Stoker isn’t entirely clear on Dracula’s origin. He explicitly bases him on Vlad III, a Wallachian (i.e. Romanian) ruler, while Dracula in the book claims to be a Szekely, a member of Hungarian sub-group. His native language would be Medieval Romanian in the former case or medieval Hungarian in the latter. Dracula refers to “throwing off the Hungarian yoke”, which would be an odd viewpoint for a Szekely to have. Stoker seems to have done a lot of research on Transylvania to give Harker’s travel diary verisimilitude, but he didn’t have Wikipedia, and may have confused the various ethnic groups of the Carpathians. They all would have sounded suitably distant and exotic to his English-speaking audience.
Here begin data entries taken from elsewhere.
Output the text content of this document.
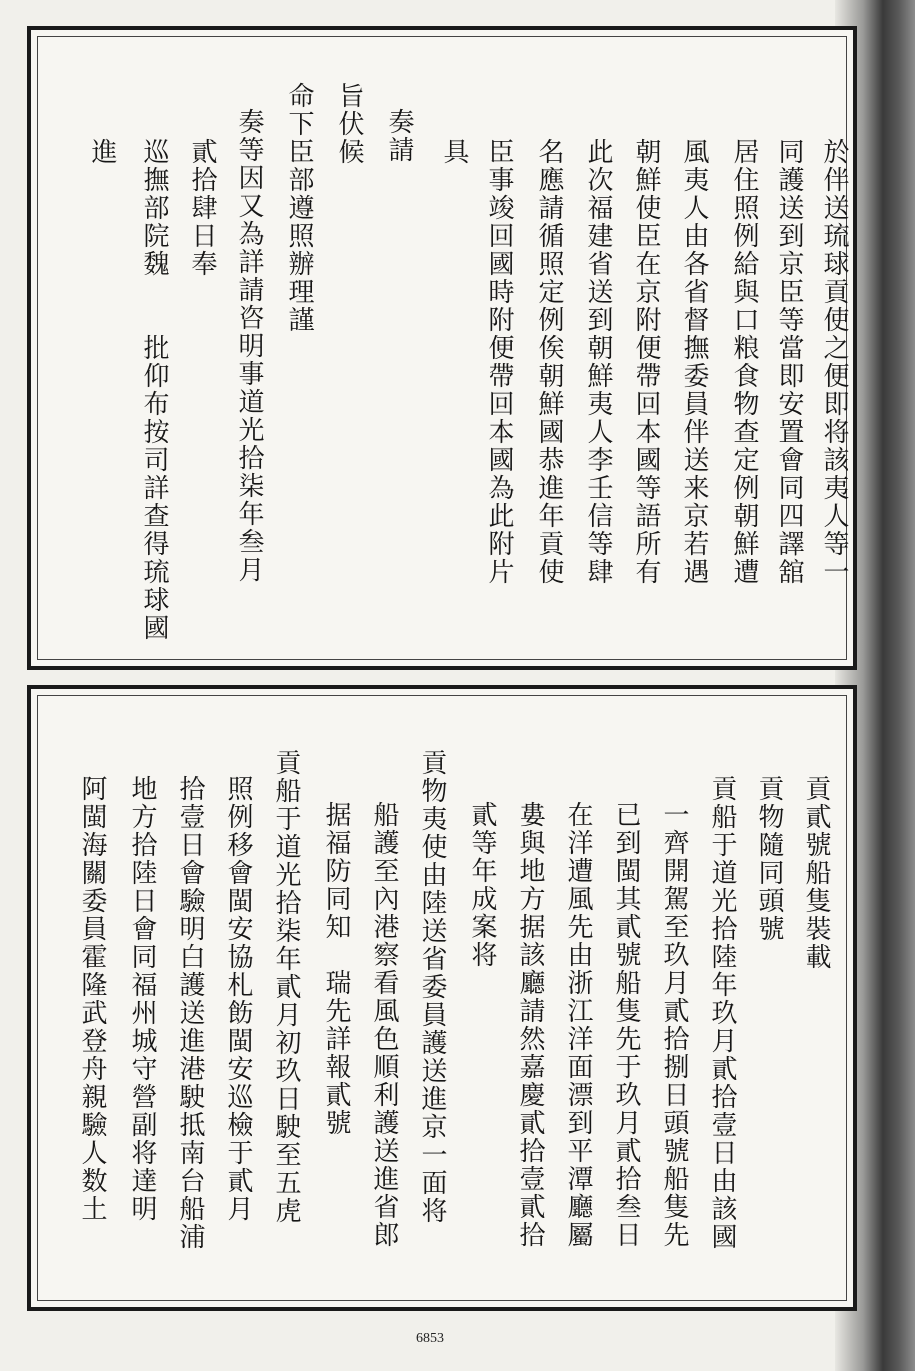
於伴送琉球貢使之便即将該夷人等一
同護送到京臣等當即安置會同四譯舘
居住照例給與口粮食物查定例朝鮮遭
風夷人由各省督撫委員伴送来京若遇
朝鮮使臣在京附便帶回本國等語所有
此次福建省送到朝鮮夷人李壬信等肆
名應請循照定例俟朝鮮國恭進年貢使
臣事竣回國時附便帶回本國為此附片
具
奏請
旨伏候
命下臣部遵照辦理謹
奏等因又為詳請咨明事道光拾柒年叁月
貳拾肆日奉
巡撫部院魏　　批仰布按司詳查得琉球國
進
貢貳號船隻裝載
貢物隨同頭號
貢船于道光拾陸年玖月貳拾壹日由該國
一齊開駕至玖月貳拾捌日頭號船隻先
已到閩其貳號船隻先于玖月貳拾叁日
在洋遭風先由浙江洋面漂到平潭廳屬
婁與地方据該廳請然嘉慶貳拾壹貳拾
貳等年成案将
貢物夷使由陸送省委員護送進京一面将
船護至內港察看風色順利護送進省郎
据福防同知　瑞先詳報貳號
貢船于道光拾柒年貳月初玖日駛至五虎
照例移會閩安協札飭閩安巡檢于貳月
拾壹日會驗明白護送進港駛抵南台船浦
地方拾陸日會同福州城守營副将達明
阿閩海關委員霍隆武登舟親驗人数土
6853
An astute observation regarding the languages. I wonder if that will be be explained or revisited at some point. The reason I wonder is because there were several other odd things in that passage which wouldn't need to be there unless there were a reason. For example, Harker writes (regarding the blond), "I seemed somehow to know her face, and to know it in connection with some dreamy fear, but I could not recollect at the moment how or where." and also the 2 dark haired females say, "Go on! You are first, and we shall follow; yours is the right to begin." Why is it the blonds right to begin? There seems to be going more going on here.
My interpretation is that the three female vampires (the 'Brides of Dracula' as they're called in fandom) are women Dracula turned to vampirism, and the blonde was the first one he turned, and hence was the 'eldest' or most senior. Which leads me to wonder how many victims he would have had over the centuries. There couldn't be too many, or Europe would be full of vampires due to exponential growth!
As for Dracula's origins, several Wikipedia entries are interesting including this one on the History of the Székely people. If Dracula has lived for centuries, he likely would have gone through several periods of political upheaval and alliances and clashes. Also, if they lived on the edge of any empire and were often a 'buffer people' they would likely be familiar with several languages in the region. Dracula certainly seems to show an interest in and have an aptitude for language.
Indeed. And it makes the most sense to put him in a 'buffer' region where he wouldn't have clashed with authority in the way he would have in a more central location.